Mein Kopf zuckte auf die andere Seite, als Libby dort erschien und meine linke Hand ergriff.
Sie lächelte mir zu und flüsterte: "Zeigen wir dem Bastard mal was wir drauf haben!"
Celeste nickte zustimmend und ich schloss kurz die Augen, um meine Macht ein letztes Mal heraufzubeschwören. Aus Libby und Celeste schossen jeweils rote als auch grüne Flammen und Blitze hervor, die sich in der Mitte bündelten und Eldon gemeinsam angriffen.
Plötzlich traf mich die Erkenntnis wie ein Schlag ins Gesicht. Cole war tot.
Tot.
Weg.
Für immer.
Ich würde ihn nie wieder sehen.
Ein unglaublicher Schmerz nahm mir fast die Luft weg, sodass ich nur noch sehr spärlich atmen konnte. Es fühlte sich an, als wäre etwas in mir selbst gestorben. Ich wollte nur noch schreien und alles rauslassen und hier weg.

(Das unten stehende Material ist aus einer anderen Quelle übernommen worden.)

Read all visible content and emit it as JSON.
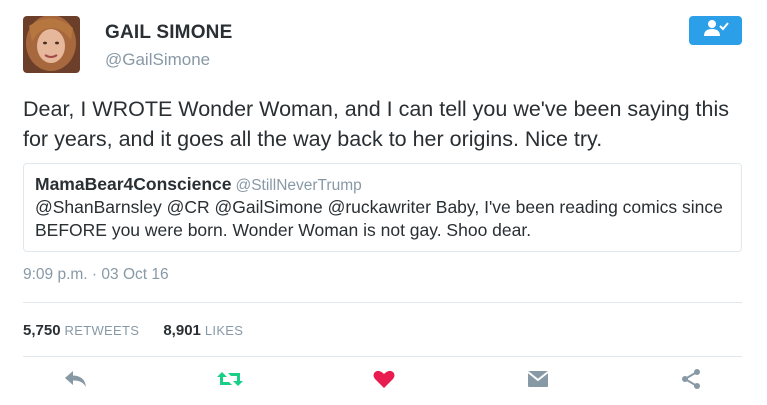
{
  "user": {
    "display_name": "GAIL SIMONE",
    "handle": "@GailSimone"
  },
  "follow_button": {
    "icon": "follow-person-check-icon",
    "color": "#2b9fe7"
  },
  "tweet": {
    "text": "Dear, I WROTE Wonder Woman, and I can tell you we've been saying this for years, and it goes all the way back to her origins. Nice try.",
    "timestamp": "9:09 p.m. · 03 Oct 16"
  },
  "quoted_tweet": {
    "display_name": "MamaBear4Conscience",
    "handle": "@StillNeverTrump",
    "text": "@ShanBarnsley @CR @GailSimone @ruckawriter Baby, I've been reading comics since BEFORE you were born. Wonder Woman is not gay. Shoo dear."
  },
  "stats": {
    "retweets_count": "5,750",
    "retweets_label": "RETWEETS",
    "likes_count": "8,901",
    "likes_label": "LIKES"
  },
  "actions": [
    {
      "icon": "reply-icon",
      "color": "#8899a6"
    },
    {
      "icon": "retweet-icon",
      "color": "#19cf86"
    },
    {
      "icon": "heart-icon",
      "color": "#e81c4f"
    },
    {
      "icon": "direct-message-icon",
      "color": "#8899a6"
    },
    {
      "icon": "share-icon",
      "color": "#8899a6"
    }
  ]
}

Doch ich hatte ihm versprochen zu kämpfen und ich würde dieses Versprechen halten!
Ich ließ den Schmerz durch meinen Körper strömen und nutzte die dadurch aufkommende Kraft und Aggression.
Ich hatte noch nie so eine Höllenqual ausgestanden, es war schlimmer als alles was ich bisher erlebt hatte. Vielleicht weil es nach Mums Tod noch mal eine zusätzliche Steigerung war.
Ich hatte heute nicht nur eine Person zu rächen!
Ich ließ alles heraus was ich hatte. Mentale Kraft, Feuer und was sonst noch in meinem Innersten bisher verborgen gesteckt hatte.
Omas Macht war nicht mehr zu bändigen und verließ explosionsartig meinen Körper.
Der Raum explodierte in einem hellen, farbigen Licht, welches auf Eldon überging.
Dieser beschwor seine Dunkelheit, welche uns etwas zurückdrängte.
Ich sah aus dem Augenwinkel wie im Hintergrund Niamh in ihrer Monstergestalt ihr Unwesen trieb und dafür sorgte, dass uns niemand in die Quere kam. Als ich Coles Bild vor mir auftauchen sah, fing ich an zu schreien.
Immer mehr Feuer schoss aus mir heraus und griff nicht nur Eldon an, sondern auch die restlichen Dryadogen im Raum.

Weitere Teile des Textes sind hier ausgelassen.